Bond yields have fallen and bank shares have recovered. Spanish banks are having to borrow less from the ECB as some regain access to the money markets.

GREXIT RECEDES

In another micro-indicator of a changed climate, economists at US bank Citigroup have revised their view that Greece will almost certainly leave the euro, saying key euro zone players seem to have decided a Greek exit would do more harm than good.

The US bank lowered the probability of a "Grexit" to 60 per cent from 90 per cent, although it still believes Greece is more likely than not to leave the euro within 12-18 months, arguing that European governments are unlikely to agree to waive part of the country's huge debt to make it sustainable.

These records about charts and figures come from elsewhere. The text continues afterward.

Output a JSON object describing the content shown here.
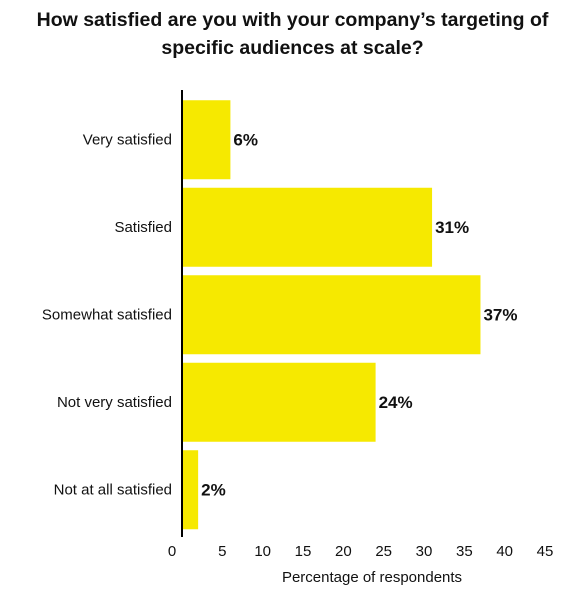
{
  "title": {
    "line1": "How satisfied are you with your company’s targeting of",
    "line2": "specific audiences at scale?"
  },
  "colors": {
    "bar": "#f6e900",
    "axis": "#000000",
    "text": "#111111"
  },
  "chart_data": {
    "type": "bar",
    "orientation": "horizontal",
    "title": "How satisfied are you with your company’s targeting of specific audiences at scale?",
    "xlabel": "Percentage of respondents",
    "ylabel": "",
    "categories": [
      "Very satisfied",
      "Satisfied",
      "Somewhat satisfied",
      "Not very satisfied",
      "Not at all satisfied"
    ],
    "values": [
      6,
      31,
      37,
      24,
      2
    ],
    "data_labels": [
      "6%",
      "31%",
      "37%",
      "24%",
      "2%"
    ],
    "xlim": [
      0,
      45
    ],
    "xticks": [
      0,
      5,
      10,
      15,
      20,
      25,
      30,
      35,
      40,
      45
    ],
    "grid": false,
    "legend": "none"
  }
}
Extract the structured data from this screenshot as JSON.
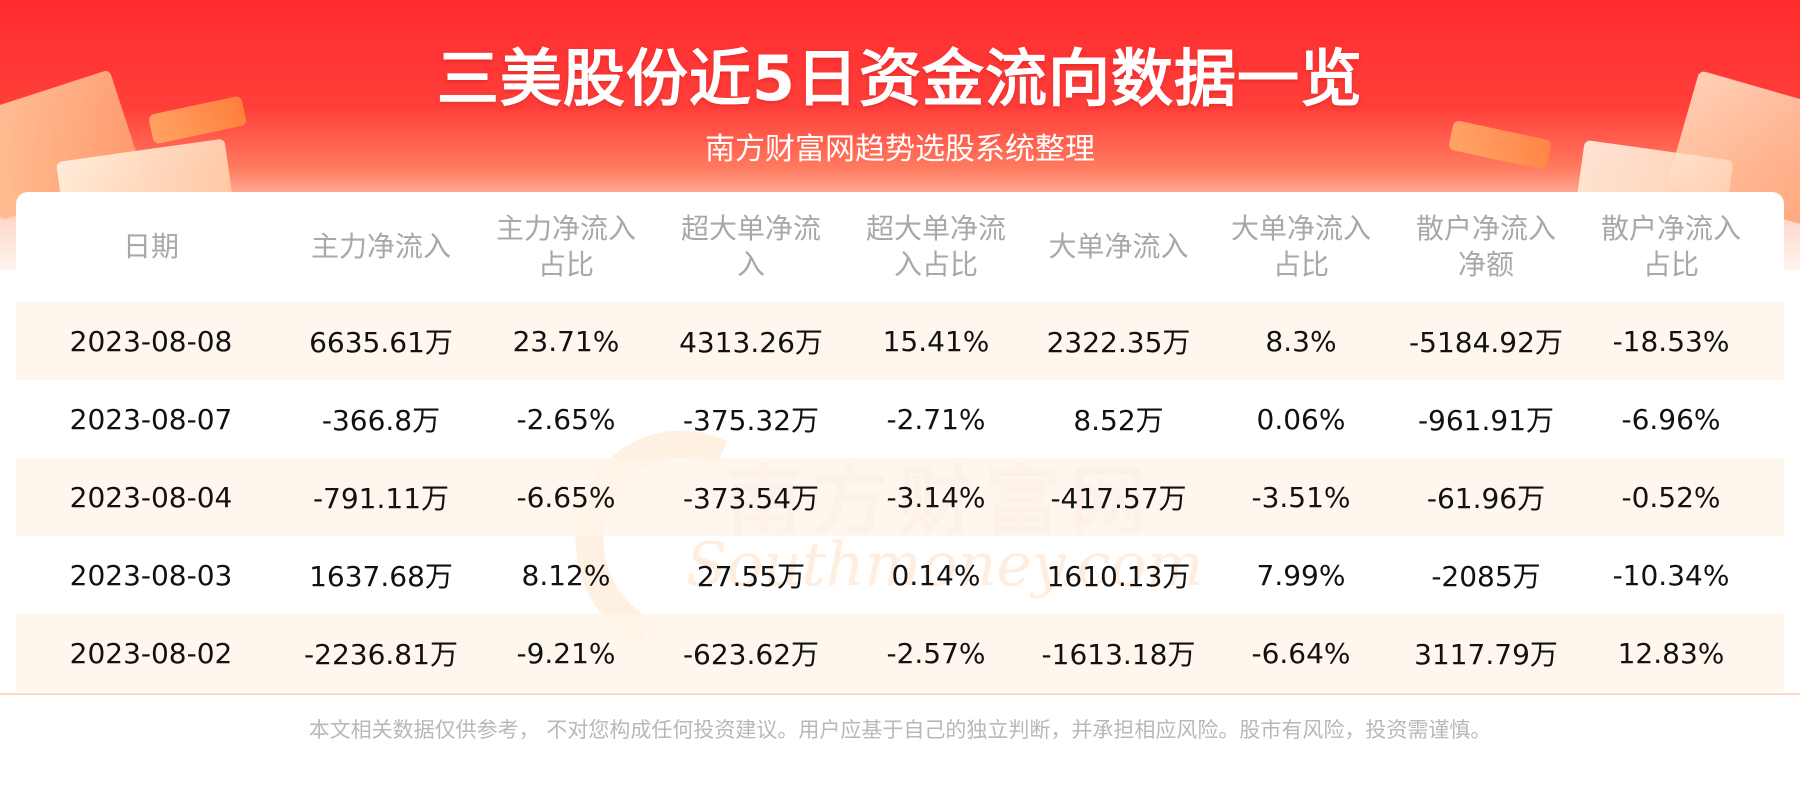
{
  "header": {
    "title": "三美股份近5日资金流向数据一览",
    "subtitle": "南方财富网趋势选股系统整理"
  },
  "watermark": {
    "cn": "南方财富网",
    "en": "Southmoney.com"
  },
  "table": {
    "columns": [
      [
        "日期"
      ],
      [
        "主力净流入"
      ],
      [
        "主力净流入",
        "占比"
      ],
      [
        "超大单净流",
        "入"
      ],
      [
        "超大单净流",
        "入占比"
      ],
      [
        "大单净流入"
      ],
      [
        "大单净流入",
        "占比"
      ],
      [
        "散户净流入",
        "净额"
      ],
      [
        "散户净流入",
        "占比"
      ]
    ],
    "rows": [
      [
        "2023-08-08",
        "6635.61万",
        "23.71%",
        "4313.26万",
        "15.41%",
        "2322.35万",
        "8.3%",
        "-5184.92万",
        "-18.53%"
      ],
      [
        "2023-08-07",
        "-366.8万",
        "-2.65%",
        "-375.32万",
        "-2.71%",
        "8.52万",
        "0.06%",
        "-961.91万",
        "-6.96%"
      ],
      [
        "2023-08-04",
        "-791.11万",
        "-6.65%",
        "-373.54万",
        "-3.14%",
        "-417.57万",
        "-3.51%",
        "-61.96万",
        "-0.52%"
      ],
      [
        "2023-08-03",
        "1637.68万",
        "8.12%",
        "27.55万",
        "0.14%",
        "1610.13万",
        "7.99%",
        "-2085万",
        "-10.34%"
      ],
      [
        "2023-08-02",
        "-2236.81万",
        "-9.21%",
        "-623.62万",
        "-2.57%",
        "-1613.18万",
        "-6.64%",
        "3117.79万",
        "12.83%"
      ]
    ]
  },
  "footer": {
    "disclaimer": "本文相关数据仅供参考， 不对您构成任何投资建议。用户应基于自己的独立判断，并承担相应风险。股市有风险，投资需谨慎。"
  },
  "colors": {
    "banner_red": "#ff2b2f",
    "alt_row": "#fff4e8",
    "header_text": "#a8a8a8",
    "cell_text": "#111111"
  }
}
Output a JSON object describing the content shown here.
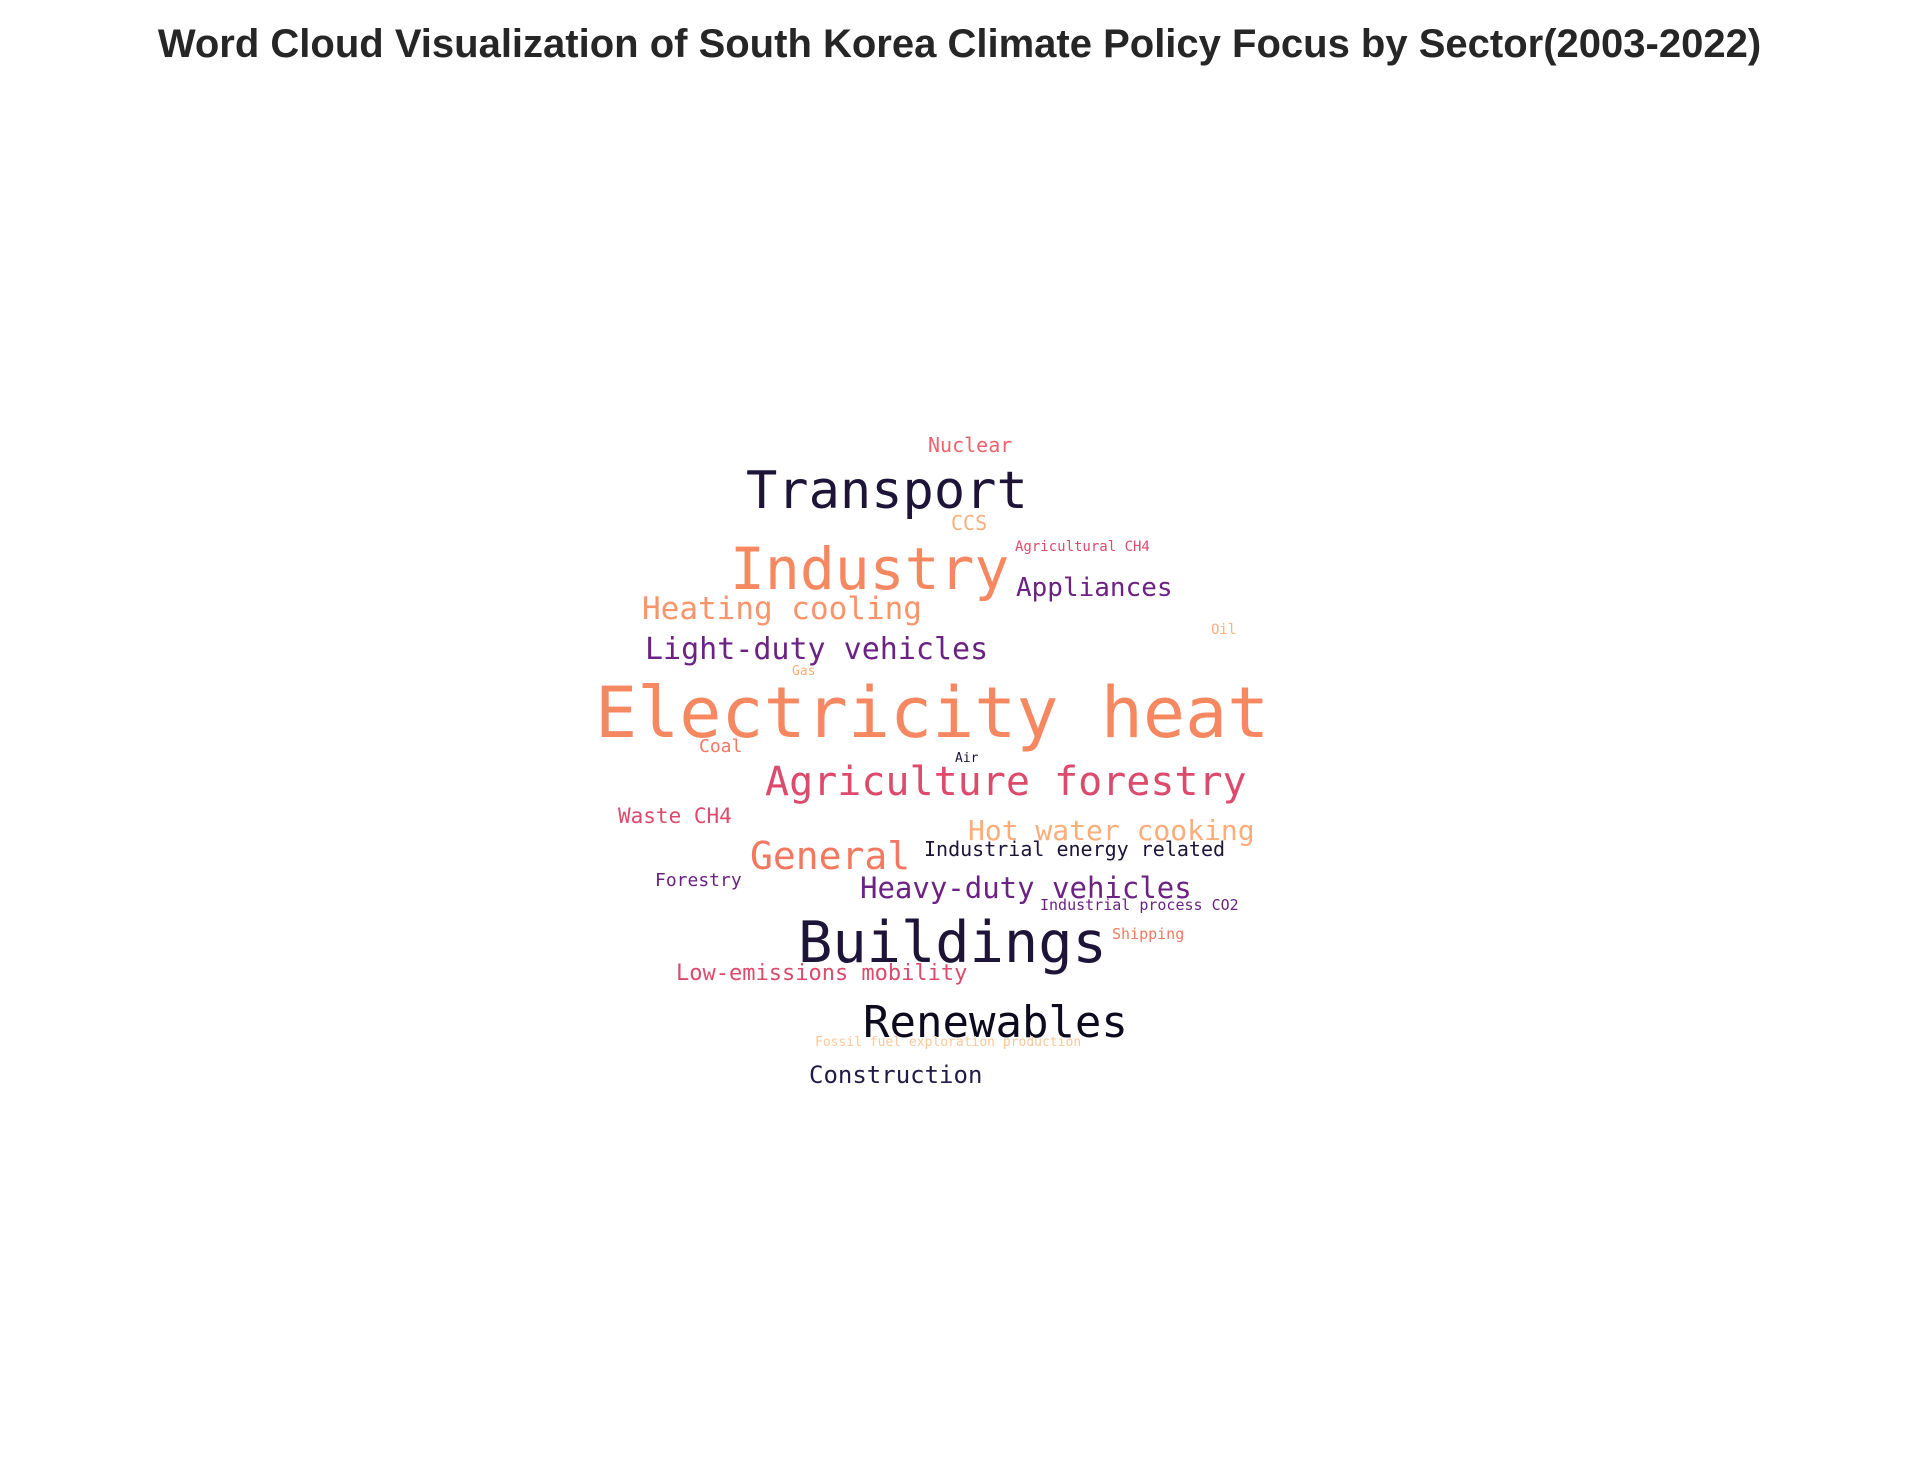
{
  "chart_data": {
    "type": "wordcloud",
    "title": "Word Cloud Visualization of South Korea Climate Policy Focus by Sector(2003-2022)",
    "words": [
      {
        "text": "Electricity heat",
        "color": "#f58860"
      },
      {
        "text": "Buildings",
        "color": "#1d1438"
      },
      {
        "text": "Industry",
        "color": "#f58860"
      },
      {
        "text": "Transport",
        "color": "#1d1438"
      },
      {
        "text": "Renewables",
        "color": "#0d0a1e"
      },
      {
        "text": "Agriculture forestry",
        "color": "#dc4a6c"
      },
      {
        "text": "General",
        "color": "#f37860"
      },
      {
        "text": "Light-duty vehicles",
        "color": "#6b2282"
      },
      {
        "text": "Heavy-duty vehicles",
        "color": "#6b2282"
      },
      {
        "text": "Heating cooling",
        "color": "#f8956a"
      },
      {
        "text": "Hot water cooking",
        "color": "#fbad7a"
      },
      {
        "text": "Appliances",
        "color": "#6b2282"
      },
      {
        "text": "Construction",
        "color": "#231a45"
      },
      {
        "text": "Low-emissions mobility",
        "color": "#dc4a6c"
      },
      {
        "text": "Industrial energy related",
        "color": "#1d1438"
      },
      {
        "text": "Waste CH4",
        "color": "#dc4a6c"
      },
      {
        "text": "Nuclear",
        "color": "#ec636e"
      },
      {
        "text": "Forestry",
        "color": "#6b2282"
      },
      {
        "text": "CCS",
        "color": "#fbad7a"
      },
      {
        "text": "Coal",
        "color": "#f37860"
      },
      {
        "text": "Industrial process CO2",
        "color": "#6b2282"
      },
      {
        "text": "Agricultural CH4",
        "color": "#dc4a6c"
      },
      {
        "text": "Shipping",
        "color": "#f37860"
      },
      {
        "text": "Fossil fuel exploration production",
        "color": "#fcc799"
      },
      {
        "text": "Oil",
        "color": "#fbad7a"
      },
      {
        "text": "Gas",
        "color": "#fbad7a"
      },
      {
        "text": "Air",
        "color": "#1d1438"
      }
    ]
  }
}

Don't write off a write-off, though, especially if it can be delayed until after next year's German general election. It may then seem a more rational, albeit unpopular, option than a disorderly Greek default and exit, with all the disastrous economic and social consequences for Greece and Europe.

One voice last week jarred with the easing of European existential anxiety: the International Monetary Fund said the EU's policy response remained "critically incomplete, exposing the euro area to a downward spiral of capital flight, breakup fears and economic decline".

In its role as an uncomfortable truth-teller, the IMF is trying to jolt the euro zone, especially Germany, into moving ahead faster with a banking union and closer fiscal integration, and altering the policy mix between austerity and growth.

In a candid acknowledgement, the IMF admitted it had underestimated the damage to growth wrought by budget cutting and urged Europe to ease up on austerity, drawing an indignant rebuff from Germany's finance minister.